What I have no patience for
- I find oversimplified thinking dangerous. It leads to false presumptions and deviates over time from truth.
- I believe elaborate explanations, especially when filled with jargon, cloud the truth, and can be dangerous in the wrong time and place. Jargon is often a sign of inexperience, so I usually have trouble respecting “professionals” who use more jargon to explain their jargon.
- Fear is useful because it helps us discover risks. However, fear has no place in rational decision-making. We can only accomplish purposes if we summon the courage to persevere. I tend to treat vagueness, running from ideas, ignoring painful things, and unexplained distrust as a type of misplaced fear.
- I am intolerant toward anyone disrespecting people for who they are. Not everyone was designed or positioned to become an Ivy League valedictorian. No human has the One True View. Some people are more correct than others, but everyone is missing parts of the whole picture. That disrespect, though, is also part of human nature, and worth overcoming.
- I despise entitlement. Nobody owes you anything, but you owe others. God made you, your guardian(s) raised you, your teachers invested in you.
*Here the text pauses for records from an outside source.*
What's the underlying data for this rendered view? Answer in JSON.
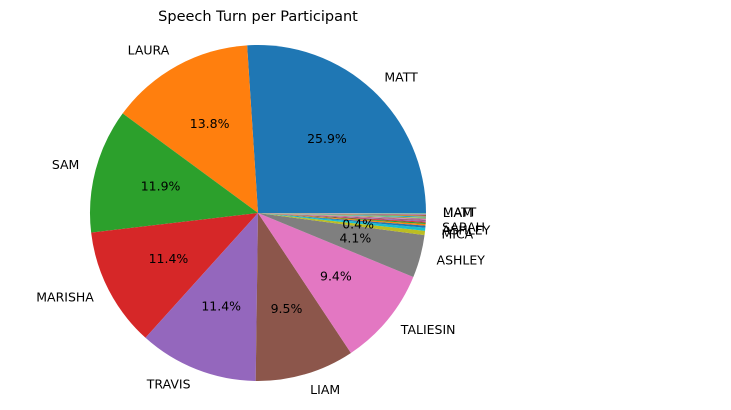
{
  "chart_data": {
    "type": "pie",
    "title": "Speech Turn per Participant",
    "start_angle_deg": 0,
    "direction": "counterclockwise",
    "slices": [
      {
        "label": "MATT",
        "value": 25.9,
        "pct_label": "25.9%",
        "color": "#1f77b4"
      },
      {
        "label": "LAURA",
        "value": 13.8,
        "pct_label": "13.8%",
        "color": "#ff7f0e"
      },
      {
        "label": "SAM",
        "value": 11.9,
        "pct_label": "11.9%",
        "color": "#2ca02c"
      },
      {
        "label": "MARISHA",
        "value": 11.4,
        "pct_label": "11.4%",
        "color": "#d62728"
      },
      {
        "label": "TRAVIS",
        "value": 11.4,
        "pct_label": "11.4%",
        "color": "#9467bd"
      },
      {
        "label": "LIAM",
        "value": 9.5,
        "pct_label": "9.5%",
        "color": "#8c564b"
      },
      {
        "label": "TALIESIN",
        "value": 9.4,
        "pct_label": "9.4%",
        "color": "#e377c2"
      },
      {
        "label": "ASHLEY",
        "value": 4.1,
        "pct_label": "4.1%",
        "color": "#7f7f7f"
      },
      {
        "label": "MICA",
        "value": 0.4,
        "pct_label": "0.4%",
        "color": "#bcbd22"
      },
      {
        "label": "ASHLEY",
        "value": 0.3,
        "pct_label": "",
        "color": "#17becf"
      },
      {
        "label": "SARAH",
        "value": 0.2,
        "pct_label": "",
        "color": "#1f77b4"
      },
      {
        "label": "",
        "value": 0.15,
        "pct_label": "",
        "color": "#ff7f0e"
      },
      {
        "label": "",
        "value": 0.12,
        "pct_label": "",
        "color": "#2ca02c"
      },
      {
        "label": "",
        "value": 0.1,
        "pct_label": "",
        "color": "#d62728"
      },
      {
        "label": "",
        "value": 0.1,
        "pct_label": "",
        "color": "#9467bd"
      },
      {
        "label": "",
        "value": 0.08,
        "pct_label": "",
        "color": "#8c564b"
      },
      {
        "label": "",
        "value": 0.08,
        "pct_label": "",
        "color": "#e377c2"
      },
      {
        "label": "",
        "value": 0.07,
        "pct_label": "",
        "color": "#7f7f7f"
      },
      {
        "label": "",
        "value": 0.06,
        "pct_label": "",
        "color": "#bcbd22"
      },
      {
        "label": "",
        "value": 0.06,
        "pct_label": "",
        "color": "#17becf"
      },
      {
        "label": "",
        "value": 0.05,
        "pct_label": "",
        "color": "#1f77b4"
      },
      {
        "label": "",
        "value": 0.05,
        "pct_label": "",
        "color": "#ff7f0e"
      },
      {
        "label": "",
        "value": 0.04,
        "pct_label": "",
        "color": "#2ca02c"
      },
      {
        "label": "",
        "value": 0.04,
        "pct_label": "",
        "color": "#d62728"
      },
      {
        "label": "",
        "value": 0.04,
        "pct_label": "",
        "color": "#9467bd"
      },
      {
        "label": "",
        "value": 0.03,
        "pct_label": "",
        "color": "#8c564b"
      },
      {
        "label": "",
        "value": 0.03,
        "pct_label": "",
        "color": "#e377c2"
      },
      {
        "label": "",
        "value": 0.03,
        "pct_label": "",
        "color": "#7f7f7f"
      },
      {
        "label": "LIAM",
        "value": 0.03,
        "pct_label": "",
        "color": "#bcbd22"
      },
      {
        "label": "MATT",
        "value": 0.03,
        "pct_label": "",
        "color": "#17becf"
      }
    ]
  }
}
Ingratitude is sin against those who sacrificed for us.
How to best communicate with me
- Trust me more than I look. 99.9% of the time I have noble intentions, obscured by a bristly personality and some high-functioning autism. If you’re withholding information, I usually know more than most, and am oblivious to most of the subtext.
- I’m rarely offended, so bluntly give me information. I’m very low-context, and don’t follow implications.
- Come to me with more than a problem. I love the brainstorming. Give me your theories on why that issue exists, where it may originate, resources that could help, and anything you feel may be relevant related information. Discovering a problem is often a solo experience, but solving it rarely is.
How to help me
- I deeply analyze everything, so details sometimes discourage me. Break my cycle by reminding me of the big picture.
- Other times, I get so consumed in the big picture that I forget the day-to-day. Break my other cycle by reminding me of what’s in front of me.
- Inform me when I’m blunt or rude. I’m usually unaware and will promptly change it.
What people misunderstand about me
- I’m an introvert who looks like an extrovert. Give me at least a few minutes to realign, and I’ll respond with full attention.
- I tend to have an optimistic and encouraging mindset, but I frame it in the worst possible way. My attitude is usually framed as “it could be much worse” and my affirmations tend to frame as “you’re not as bad as other things”.
- I speak with conviction, but am usually not as set in my thinking as it may appear. If you give me a more well-assembled narrative of the facts, I’ll promptly change my views and speak with a new contrasting conviction.
- I vacillate between an image of detached calmness and complete anxiety, but my mind is running on a different wavelength than my body language.
- I’m a great crisis manager and a terrible counselor. I’m also a great person to fix your problem, but not to hang out with unless you like philosophy and technical discussions.